Broken Angel?

We live in a world full of so much we cannot touch or measure.
Our culture demands both for truth. I don't believe that. Probably many of you don't either. To do so is limited at best and at worst, destructive. Angels are messengers. I am no angel, but I am paying attention.

Wednesday, November 27, 2013

What's In Your Textbook?


I heard the other day that text books mentioning evolution were banned from Texas schools.  There is little doubt or discussion that this has to do with people’s unwillingness to allow any competition to the creation story in Genesis.  I could do some ranting about a terrible lack of understanding about the Bible’s intent.  An explanation of ‘How’ was not its purpose.  The identification of ‘Who’ was.  Nuff said.

 

But an even more basic discussion is about evolution.  Most consider uniformity the rule.  What is happening now will continue with small changes toward some evident result.  But such has as little to do with evolution as a six day agenda has to do with the Bible’s story of creation.  Evolution has to do with moments of change, sudden jumps and starts, unforeseen lightning strikes pulling forward  unappreciated strengths, altering species’ destinies.  Such a mechanism more closely resembles miracles than it does some ‘natural’ law.  It demands that we pay attention to the meek, the ones who are not dominant, who are not powerful according to the world’s definitions.  Gee, I’ve heard someone else talk like that.  Some guy who was giving a sermon on a hill in a back woods place called Galilee.  Taking all of that into account, I’m more comfortable with evolution than uniformity’s stolid unwillingness to confront God’s and nature’s obvious preferences.  Texas, put that in your pipe and smoke it.    

Omen


 

 

At that time in the morning, we were little more than groggy.  The mug of latte consumed during the walk in the cemetery is designed to peel the veils from the eyes and allow the morning sun into the shaded senses.  We were on the gravel, under the trees that line the road when the hawk squeaked twice and lifted across our path, up into the lower branches to the southwest.  He sat there, looking at us, intruders stopped, stunned by his short flight. 

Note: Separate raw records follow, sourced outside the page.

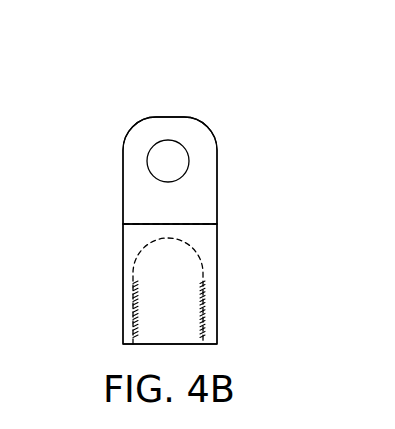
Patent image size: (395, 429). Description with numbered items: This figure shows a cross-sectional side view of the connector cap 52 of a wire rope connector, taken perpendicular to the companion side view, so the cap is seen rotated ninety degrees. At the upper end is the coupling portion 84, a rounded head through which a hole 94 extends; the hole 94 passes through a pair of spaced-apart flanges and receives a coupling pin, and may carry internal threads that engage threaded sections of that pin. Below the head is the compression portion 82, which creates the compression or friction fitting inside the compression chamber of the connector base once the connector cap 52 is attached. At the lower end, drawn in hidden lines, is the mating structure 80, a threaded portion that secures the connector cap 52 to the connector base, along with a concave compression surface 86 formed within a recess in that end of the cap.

The connector cap 52 is at (236, 96).
The coupling portion 84 is at (132, 176).
The hole 94 is at (192, 172).
The compression portion 82 is at (212, 240).
The concave compression surface 86 is at (163, 240).
The mating structure 80 is at (138, 295).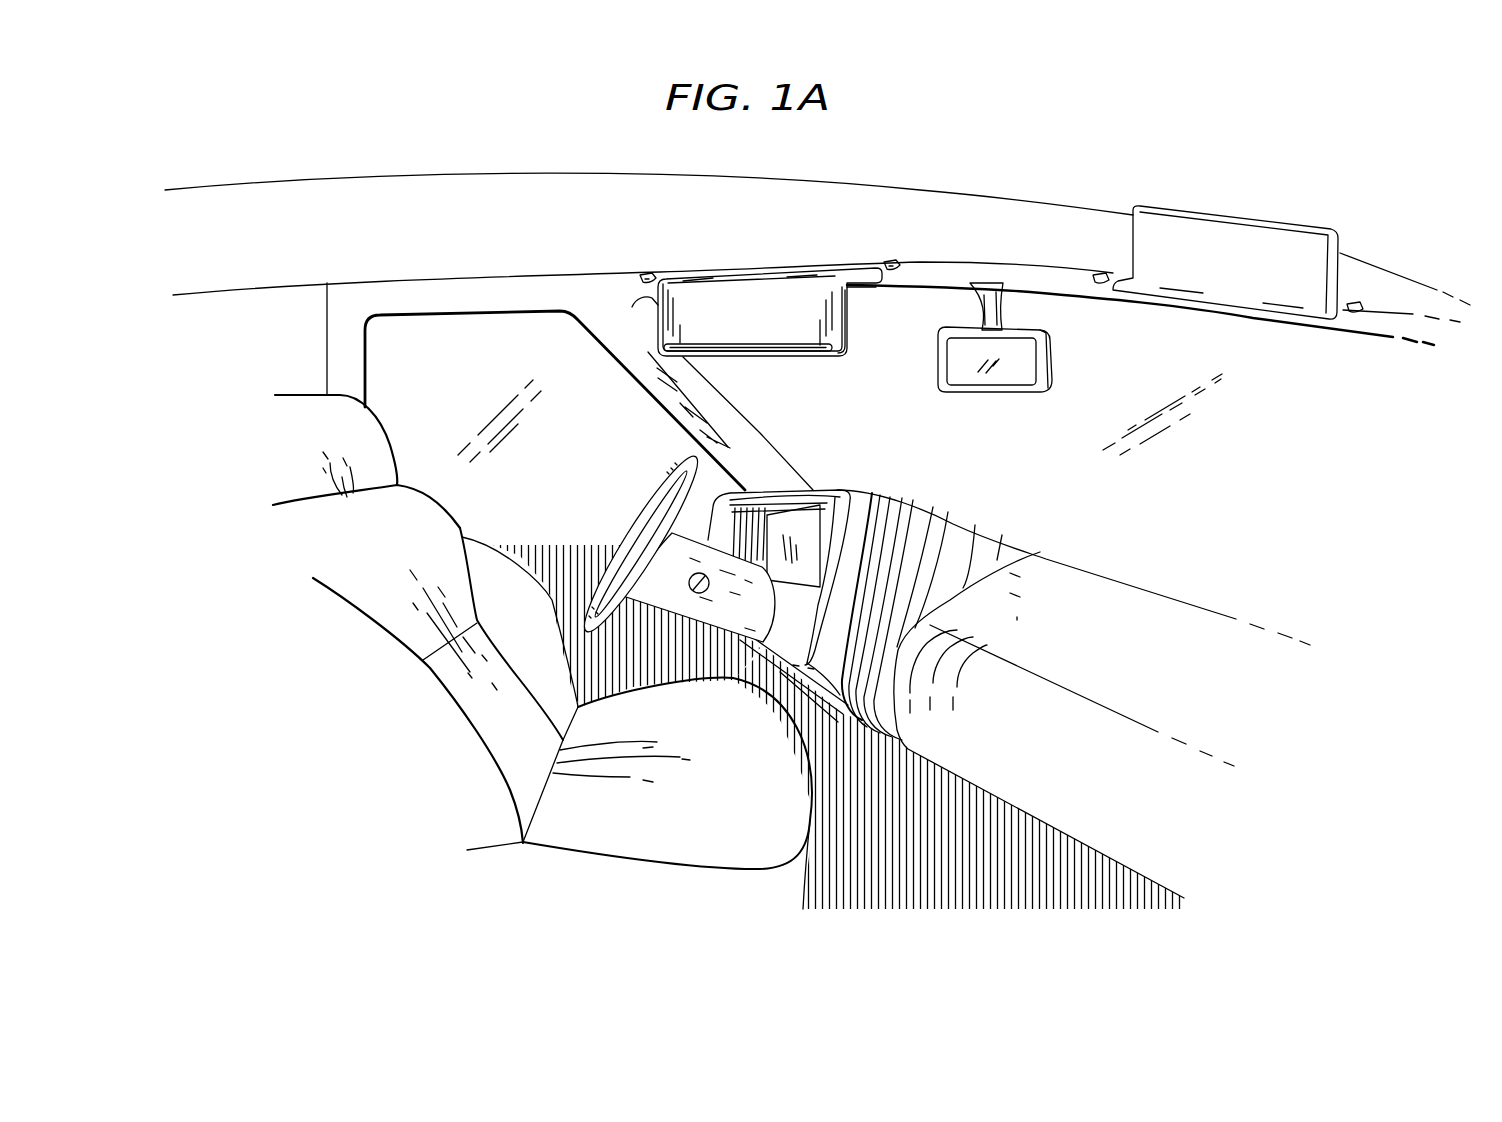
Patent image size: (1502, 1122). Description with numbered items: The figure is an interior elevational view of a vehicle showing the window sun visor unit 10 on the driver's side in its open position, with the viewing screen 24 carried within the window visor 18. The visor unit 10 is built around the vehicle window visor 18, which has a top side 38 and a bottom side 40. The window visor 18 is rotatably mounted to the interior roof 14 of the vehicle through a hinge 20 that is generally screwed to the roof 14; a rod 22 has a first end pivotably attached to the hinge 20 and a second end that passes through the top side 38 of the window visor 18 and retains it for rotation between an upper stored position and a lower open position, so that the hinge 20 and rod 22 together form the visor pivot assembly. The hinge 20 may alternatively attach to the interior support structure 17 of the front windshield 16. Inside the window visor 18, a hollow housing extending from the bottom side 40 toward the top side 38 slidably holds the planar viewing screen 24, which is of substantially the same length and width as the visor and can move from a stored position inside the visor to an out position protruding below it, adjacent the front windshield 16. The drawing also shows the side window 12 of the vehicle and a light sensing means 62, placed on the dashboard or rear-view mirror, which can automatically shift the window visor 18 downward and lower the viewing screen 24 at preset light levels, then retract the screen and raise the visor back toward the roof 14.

The window sun visor unit 10 is at (783, 317).
The side window 12 is at (564, 462).
The interior roof 14 is at (406, 236).
The front windshield 16 is at (1067, 470).
The interior support structure 17 is at (435, 300).
The window visor 18 is at (752, 307).
The hinge 20 is at (650, 276).
The rod 22 is at (800, 275).
The viewing screen 24 is at (755, 352).
The top side 38 is at (730, 272).
The bottom side 40 is at (818, 356).
The light sensing means 62 is at (850, 483).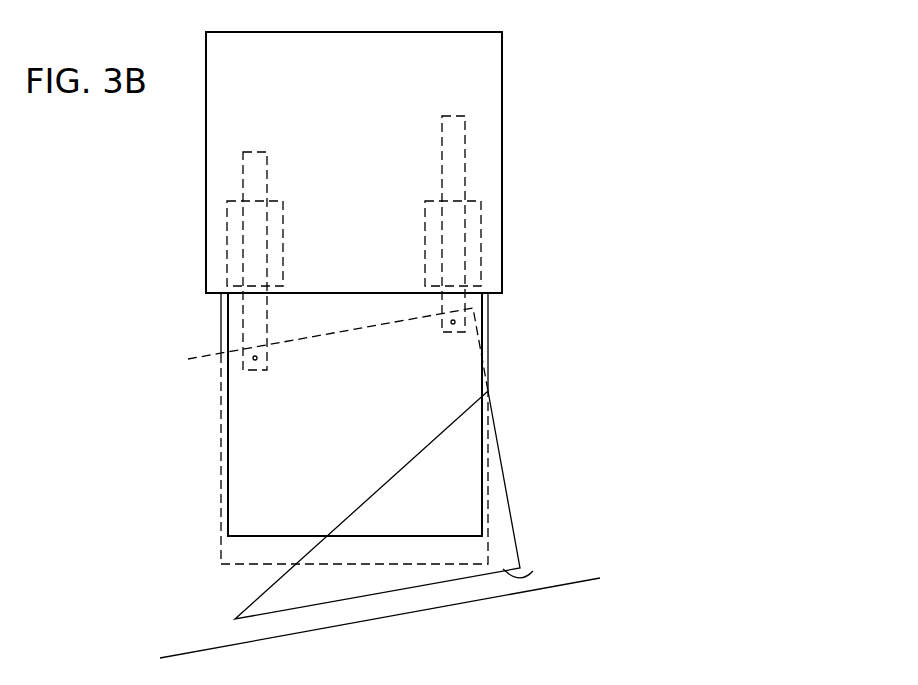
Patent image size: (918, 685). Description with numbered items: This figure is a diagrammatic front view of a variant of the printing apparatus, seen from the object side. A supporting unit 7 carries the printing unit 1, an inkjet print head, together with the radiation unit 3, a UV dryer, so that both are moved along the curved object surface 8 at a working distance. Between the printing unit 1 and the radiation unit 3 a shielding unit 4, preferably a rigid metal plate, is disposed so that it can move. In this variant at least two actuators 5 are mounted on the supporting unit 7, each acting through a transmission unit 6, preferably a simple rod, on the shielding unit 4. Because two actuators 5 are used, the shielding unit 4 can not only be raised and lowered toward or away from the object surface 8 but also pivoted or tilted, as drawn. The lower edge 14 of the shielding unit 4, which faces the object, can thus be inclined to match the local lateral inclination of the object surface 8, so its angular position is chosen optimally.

The printing unit 1 is at (222, 435).
The radiation unit 3 is at (483, 437).
The shielding unit 4 is at (232, 602).
The actuator 5 is at (237, 233).
The transmission unit 6 is at (250, 175).
The supporting unit 7 is at (487, 78).
The object surface 8 is at (572, 578).
The edge 14 is at (533, 571).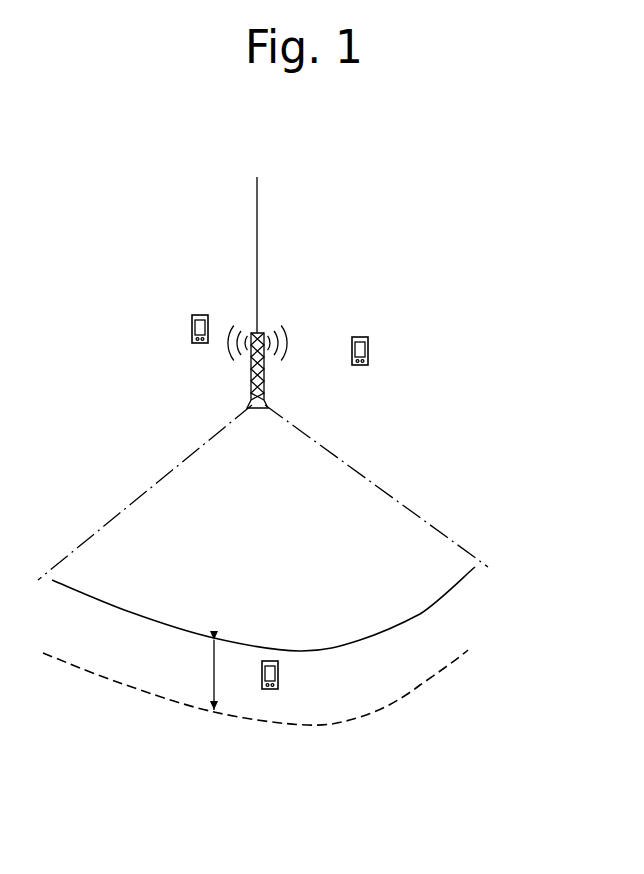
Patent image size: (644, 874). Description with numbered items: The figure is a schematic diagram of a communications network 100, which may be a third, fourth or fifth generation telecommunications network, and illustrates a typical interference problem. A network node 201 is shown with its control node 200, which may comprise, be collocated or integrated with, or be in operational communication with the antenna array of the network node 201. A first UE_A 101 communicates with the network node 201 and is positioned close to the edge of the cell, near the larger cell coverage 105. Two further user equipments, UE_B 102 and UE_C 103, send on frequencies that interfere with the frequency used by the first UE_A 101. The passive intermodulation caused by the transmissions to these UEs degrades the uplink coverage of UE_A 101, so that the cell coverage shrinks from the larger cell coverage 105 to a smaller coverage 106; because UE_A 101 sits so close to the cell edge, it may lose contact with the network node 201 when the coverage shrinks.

The communications network 100 is at (130, 152).
The control node 200 is at (265, 317).
The network node 201 is at (273, 317).
The UE_C 103 is at (172, 290).
The UE_B 102 is at (386, 318).
The first UE_A 101 is at (340, 683).
The smaller coverage 106 is at (464, 574).
The cell coverage 105 is at (456, 660).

I broke the silence with a diagnosis.  “It’s an omen.”  “An omen of what?”  A good question, but one that meant nothing to the teen aged red tail up in the tree.  Omens aren’t pointers toward some specific bit of our normality.  We’re going to run out of gas.  The guests are going to be late.   Omens are rumblings, touches of that which is beyond us, outside our cause and effect universe.  They express relationships that dance at the edges of our small vision.  They shimmer.  Reading omens seems so silly, so non-evidential.  What would CSI think? There’s a fallacy pointing to this weak way of thinking.  But there sat the hawk.  I wonder if he knew what he meant to us.  I wonder.

Sunday, November 10, 2013

Ghost in the Machine

I have a new computer.  Do you ever wonder if there is a mind inside the machine you're blithely using?  Is it listening to what you're trying to say?  Does it watch what you're trying to design?  Does it smirk at the silliness, the fallacies, the redundancies, the unsupported inferences leading you out of the present tenses toward plans and supposed understandings and opinions?  Or is it a complicated shovel, a lawn mower with many attachments?

I never do that.

I'm pretty sure this is a female.  Shirley or Rhonda.  She doesn't talk much, yet.